Canterbury professor recognised for his work about the evolution of life

July 14, 2014

University of Canterbury’s Professor Mike Steel, who is using mathematics to help biologists discover more about the evolution of life, has been recognised for his work with the university’s Research Medal.

Professor Steel is best known for his leading work in phylogenetics, or the science of reconstructing evolutionary trees and networks from genetic data. He says his research methods are used every day to study how different strains of bacteria and viruses like influenza and hepatitis are related to each other.

``They’re also used to help figure out where some newly discovered organism fits in the tree of life, or how much biodiversity is at risk from current high levels of extinction.

``Phylogenetic techniques are also starting to be applied in medical research to reconstruct the tree of cell divisions in a tumor, and in linguistics the methods are used to understand how languages developed and diverged.

``Mathematics is really essential since it gives a way of systematically exploring the huge space of possible evolutionary scenarios. Since evolution is a random process, probability models play an important role” he says.

More recently, Professor Steel has been working on models of earliest life, using mathematics and computing in new ways to investigate networks.

His research is attracting wide international interest and has led to collaborations with leaders in the field of origin of life research. The algorithms developed have also been recently applied to study metabolic pathways in bacteria.

In a light-hearted approach, Professor Steel has also given away cash prizes to help solve solutions.
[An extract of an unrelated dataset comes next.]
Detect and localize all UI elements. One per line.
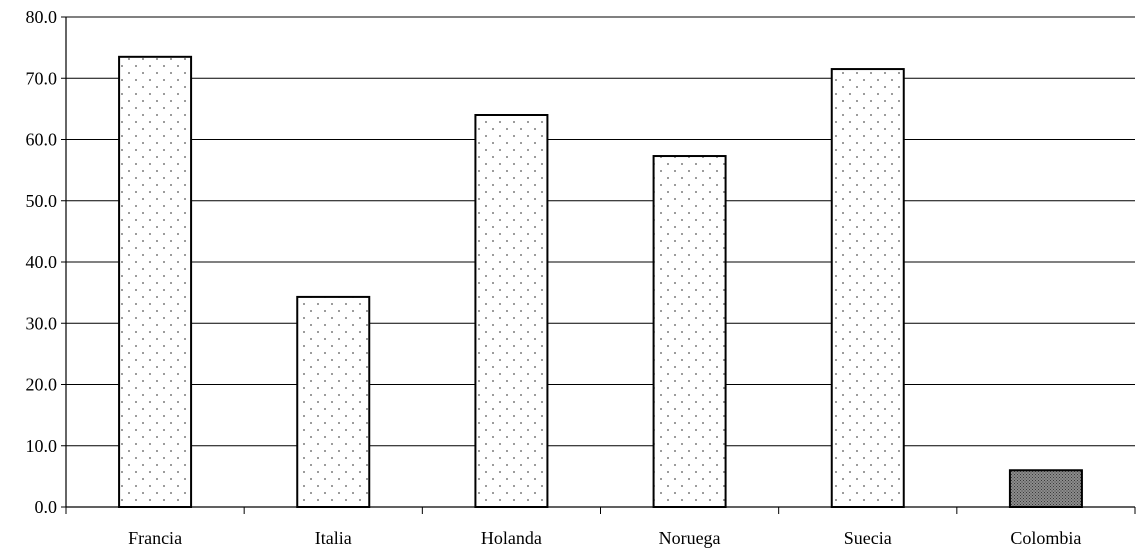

In the last decade he has set many mathematical challenges with $US100 for each correct solution.

``The hardest challenge took a team of three smart guys from Berkeley and Massachusetts Institute of Technology many months to find a correct proof – but eventually they did.
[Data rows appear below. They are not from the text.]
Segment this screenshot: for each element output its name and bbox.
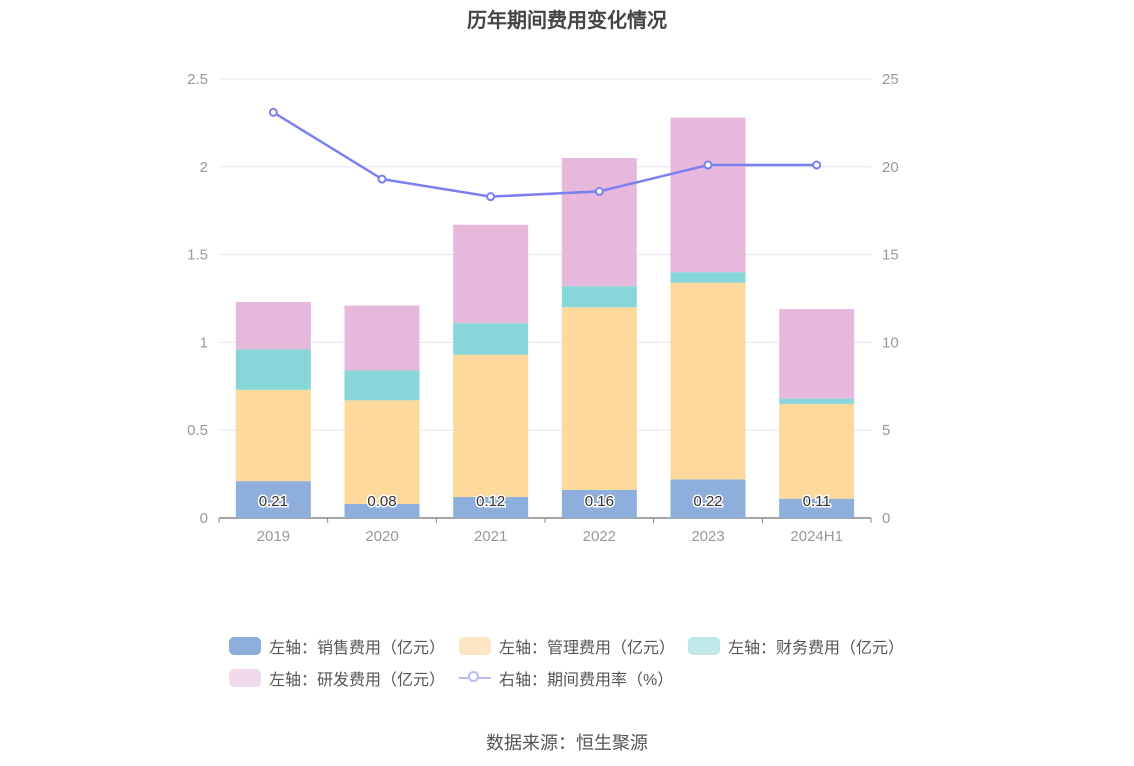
x-axis-tick-label: 2021 [474, 528, 507, 545]
bar-data-label: 0.08 [367, 493, 396, 510]
right-axis-tick-label: 5 [882, 422, 890, 439]
x-axis-tick-label: 2019 [257, 528, 290, 545]
rate-point [812, 160, 822, 170]
bar-segment [344, 305, 420, 371]
x-axis-tick-label: 2023 [691, 528, 724, 545]
bar-segment [779, 309, 855, 399]
x-axis-tick-label: 2020 [365, 528, 398, 545]
left-axis-tick-label: 1 [200, 334, 208, 351]
right-axis-tick-label: 25 [882, 71, 899, 88]
x-axis-tick-label: 2024H1 [790, 528, 843, 545]
legend-swatch-rnd [229, 669, 261, 687]
bar-segment [670, 117, 746, 273]
bar-segment [344, 400, 420, 504]
bar-segment [235, 349, 311, 390]
bar-segment [235, 389, 311, 482]
rate-point [377, 174, 387, 184]
bar-segment [561, 158, 637, 287]
bar-segment [561, 286, 637, 308]
right-axis-tick-label: 0 [882, 510, 890, 527]
bar-data-label: 0.16 [585, 493, 614, 510]
bar-segment [453, 224, 529, 324]
bar-segment [453, 496, 529, 518]
legend-item-finance[interactable]: 左轴：财务费用（亿元） [688, 634, 904, 658]
legend-item-sales[interactable]: 左轴：销售费用（亿元） [229, 634, 445, 658]
bar-segment [779, 398, 855, 404]
rate-point [703, 160, 713, 170]
bar-segment [453, 354, 529, 497]
bar-segment [670, 479, 746, 518]
bar-segment [235, 481, 311, 518]
bars [235, 117, 855, 518]
left-axis-tick-label: 2.5 [187, 71, 208, 88]
legend-label-finance: 左轴：财务费用（亿元） [728, 640, 905, 657]
right-axis-tick-label: 20 [882, 159, 899, 176]
left-axis-tick-label: 0 [200, 510, 208, 527]
legend-label-rnd: 左轴：研发费用（亿元） [269, 672, 446, 689]
bar-segment [344, 503, 420, 518]
bar-data-label: 0.21 [259, 493, 288, 510]
bar-segment [779, 498, 855, 518]
legend-item-admin[interactable]: 左轴：管理费用（亿元） [459, 634, 675, 658]
bar-segment [561, 489, 637, 518]
bar-data-label: 0.11 [803, 493, 831, 510]
bar-segment [561, 307, 637, 490]
legend-item-rate[interactable]: 右轴：期间费用率（%） [459, 666, 673, 690]
legend-item-rnd[interactable]: 左轴：研发费用（亿元） [229, 666, 445, 690]
legend-swatch-rate [459, 669, 491, 687]
bar-segment [235, 302, 311, 350]
bar-segment [779, 403, 855, 499]
data-labels: 0.21 0.08 0.12 0.16 0.22 0.11 [257, 492, 832, 512]
legend-swatch-finance [688, 637, 720, 655]
source-note: 数据来源：恒生聚源 [486, 733, 648, 753]
bar-segment [670, 272, 746, 283]
legend-swatch-admin [459, 637, 491, 655]
legend-label-rate: 右轴：期间费用率（%） [499, 672, 674, 689]
rate-line-path [272, 111, 817, 198]
bar-segment [344, 370, 420, 401]
rate-point [594, 186, 604, 196]
bar-segment [670, 282, 746, 480]
right-axis-tick-label: 15 [882, 247, 899, 264]
legend-label-admin: 左轴：管理费用（亿元） [499, 640, 676, 657]
x-axis-tick-label: 2022 [583, 528, 616, 545]
legend-label-sales: 左轴：销售费用（亿元） [269, 640, 446, 657]
grid-lines [219, 78, 871, 431]
bar-data-label: 0.22 [693, 493, 722, 510]
rate-line [268, 107, 822, 202]
left-axis-tick-label: 0.5 [187, 422, 208, 439]
rate-point [486, 192, 496, 202]
right-axis-tick-label: 10 [882, 334, 899, 351]
axes: 0 0.5 1 1.5 2 2.5 0 5 10 15 20 25 2019 2020 2021 2022 20… [187, 71, 899, 545]
legend-swatch-sales [229, 637, 261, 655]
bar-data-label: 0.12 [476, 493, 505, 510]
chart-title: 历年期间费用变化情况 [467, 10, 667, 32]
bar-segment [453, 323, 529, 355]
left-axis-tick-label: 2 [200, 159, 208, 176]
rate-point [268, 107, 278, 117]
left-axis-tick-label: 1.5 [187, 247, 208, 264]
``The reward is really much greater than $US100 as each one of the solved questions has always led to a published paper by the solver, sometimes in a high profile journal like the Science magazine.

Professor Steel was recently named as one of four principal investigators to win a $695,000 grant for a three-year research project, Terraces, Large Trees and Trait Evolution, funded by the US-based National Science Foundation.

He is director of the Biomathematics Research Centre, hosted within Canterbury’s School of Mathematics and Statistics. He is deputy director of the Allan Wilson Centre, and a fellow of the Royal Society of New Zealand.

Between his MSc and PhD he briefly enjoyed a quite different career – completing a journalism diploma at the University of Canterbury before working as police reporter on a national Sunday newspaper.